Mahmoud Alhaisan, correspondent for RASD TV, a local TV station in Western Sahara, received threats from the police, which became a reality when he was arrested without warning by plain clothes police officers in the streets of El Aiun whilst on his way home. A few days ealier Mahmoud Alhaisan had produced a report about the excessive use of force by Moroccan police against Saharawi demonstrators. He is now accused of various crimes.
The arbitrary detention and threats that Mahmoud Alhaisan suffered are a clear example of the Moroccan state’s repressive regime against Saharawi journalists working in the Occupied Territories.

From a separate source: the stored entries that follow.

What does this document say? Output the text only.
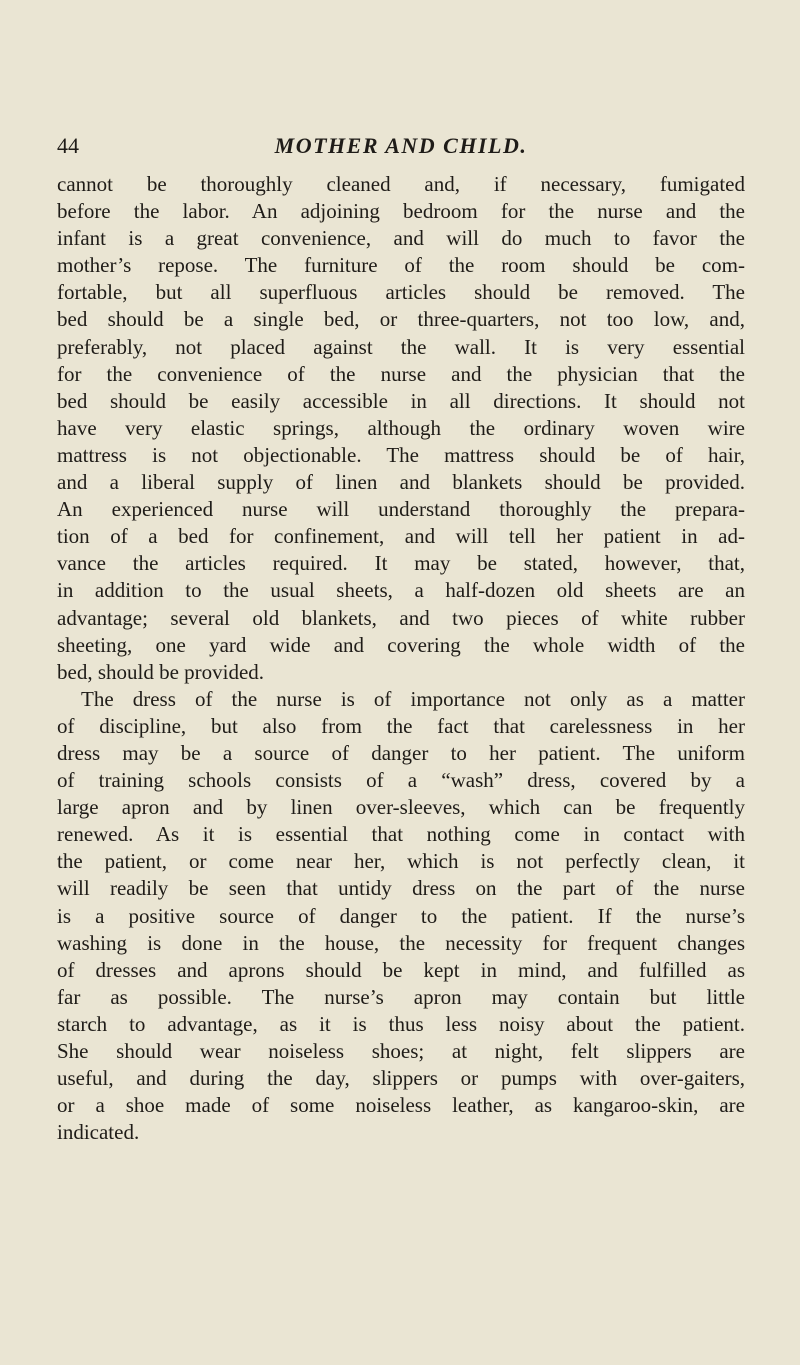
44	MOTHER AND CHILD.
cannot be thoroughly cleaned and, if necessary, fumigated
before the labor. An adjoining bedroom for the nurse and the
infant is a great convenience, and will do much to favor the
mother’s repose. The furniture of the room should be com-
fortable, but all superfluous articles should be removed. The
bed should be a single bed, or three-quarters, not too low, and,
preferably, not placed against the wall. It is very essential
for the convenience of the nurse and the physician that the
bed should be easily accessible in all directions. It should not
have very elastic springs, although the ordinary woven wire
mattress is not objectionable. The mattress should be of hair,
and a liberal supply of linen and blankets should be provided.
An experienced nurse will understand thoroughly the prepara-
tion of a bed for confinement, and will tell her patient in ad-
vance the articles required. It may be stated, however, that,
in addition to the usual sheets, a half-dozen old sheets are an
advantage; several old blankets, and two pieces of white rubber
sheeting, one yard wide and covering the whole width of the
bed, should be provided.
The dress of the nurse is of importance not only as a matter
of discipline, but also from the fact that carelessness in her
dress may be a source of danger to her patient. The uniform
of training schools consists of a “wash” dress, covered by a
large apron and by linen over-sleeves, which can be frequently
renewed. As it is essential that nothing come in contact with
the patient, or come near her, which is not perfectly clean, it
will readily be seen that untidy dress on the part of the nurse
is a positive source of danger to the patient. If the nurse’s
washing is done in the house, the necessity for frequent changes
of dresses and aprons should be kept in mind, and fulfilled as
far as possible. The nurse’s apron may contain but little
starch to advantage, as it is thus less noisy about the patient.
She should wear noiseless shoes; at night, felt slippers are
useful, and during the day, slippers or pumps with over-gaiters,
or a shoe made of some noiseless leather, as kangaroo-skin, are
indicated.
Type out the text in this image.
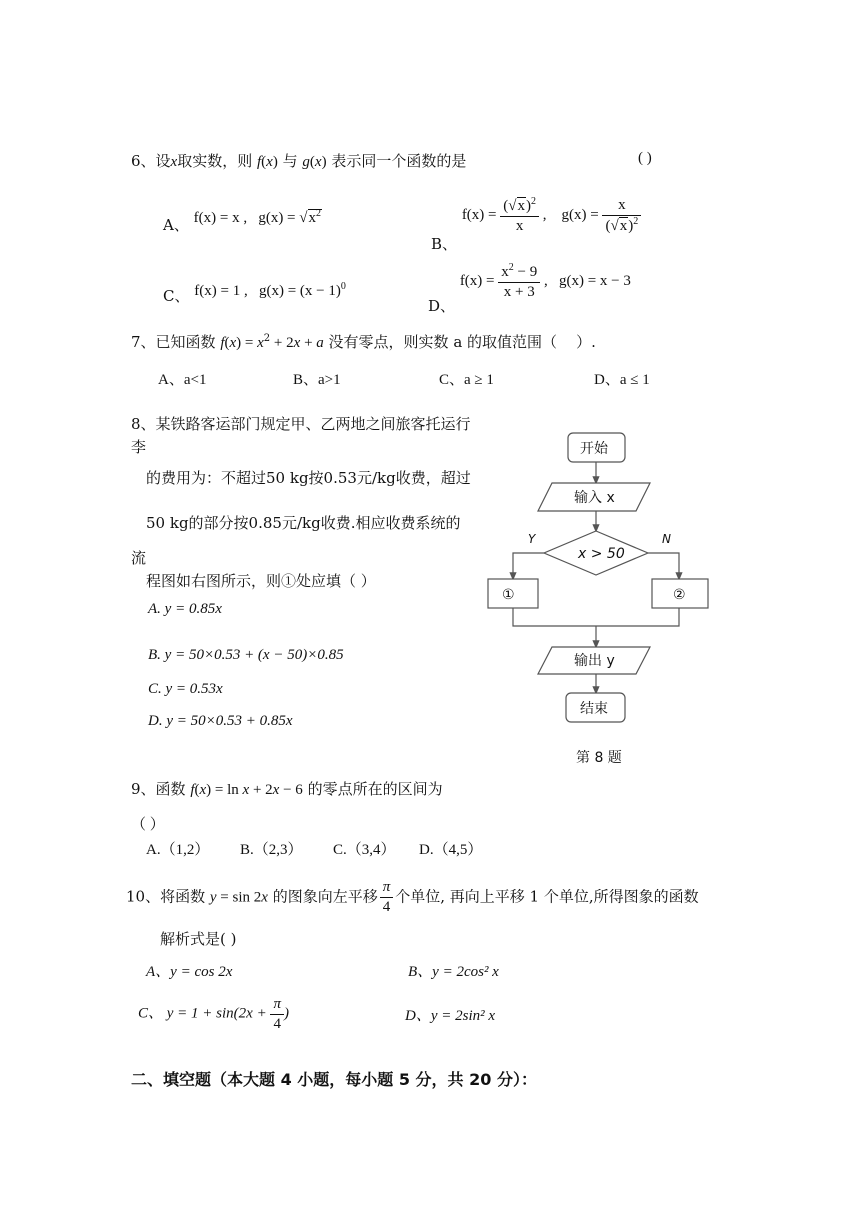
6、设x取实数，则 f(x) 与 g(x) 表示同一个函数的是	( )
A、 f(x) = x ,   $g(x) = √x^2$
B、 $f(x) = \frac{(√x)^2}{x}$ ,    $g(x) = \frac{x}{(√x)^2}$
C、 f(x) = 1 ,   $g(x) = (x - 1)^0$
D、 $f(x) = \frac{x^2 - 9}{x + 3}$ ,   g(x) = x − 3
7、已知函数 $f(x) = x^2 + 2x + a$ 没有零点，则实数 a 的取值范围（    ）.
A、a<1	B、a>1	C、a ≥ 1	D、a ≤ 1
8、某铁路客运部门规定甲、乙两地之间旅客托运行
李
的费用为：不超过50 kg按0.53元/kg收费，超过
50 kg的部分按0.85元/kg收费.相应收费系统的
流
程图如右图所示，则①处应填（ ）
A. y = 0.85x
B. y = 50×0.53 + (x − 50)×0.85
C. y = 0.53x
D. y = 50×0.53 + 0.85x
开始
输入 x
x > 50
Y	N
①	②
输出 y
结束
第 8 题
9、函数 f(x) = ln x + 2x − 6 的零点所在的区间为
（ ）
A.（1,2） B.（2,3） C.（3,4） D.（4,5）
10、将函数 y = sin 2x 的图象向左平移 $\frac{\pi}{4}$ 个单位, 再向上平移 1 个单位,所得图象的函数
解析式是( )
A、y = cos 2x	B、y = 2cos² x
C、 $y = 1 + \sin(2x + \frac{\pi}{4}$ )	D、y = 2sin² x
二、填空题（本大题 4 小题，每小题 5 分，共 20 分）：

On another occasion, on 6th August 2014, Morocco expelled three Basque journalists – Chie Ruiz Dearcote, Mailin Sais Dearcote and Saul Jimenez Perez – who were conducting an observation visit to Smara. According to Adala UK members based in Smara, the three journalists were on their way from Smara to El Aiun when they were intercepted by Moroccan police and expelled to the Moroccan city of Agadir. During their stay in Smara, the journalists had confirmed the rejection of Moroccan rule by the Saharawi population. They had also interviewed a member of Adala UK and other human rights activists about the situation of the city and the repressive methods employed by the Moroccan occupation against peaceful demonstrators who are demanding the Saharawi people’s right to self-determination.
Freedom of expression is guaranteed for citizens whenever this is in agreement with the Moroccan state’s policies in Western Sahara.This is why private ownership of mass media outlets prohibited. According to an independent blogger who wanted to remain anonymous, ‘The press, radio, TV and other mass media are owned by the Moroccan regime and can under no circumstances be privately owned, which ensures their exclusive use to promote the interests of the Moroccan state.’
‘The restrictions of the Moroccan state imposed on Mass media in Western Sahara are clearly designed to prevent journalists from exercising their right to freedom of expression, including their ability to research, receive and provide information about human rights abuses committed by the Moroccan state in Western Sahara.’
‘Instead of being recognized for exercising their fundamental role of providing civil society with information, journalists and other individuals who dare report on the reality of life in the Occupied Territories and on human rights violations, are discredited.’
Adala UK demands urgent action on the issue of freedom of press and denounces the Moroccan government’s for only allowing journalists in favour of the regime’s official line to freely practice their profession whilst independent or foreign journalists are often denied access to the Occupied Territories and Saharawi journalists are subject to threats and arbitrary arrests.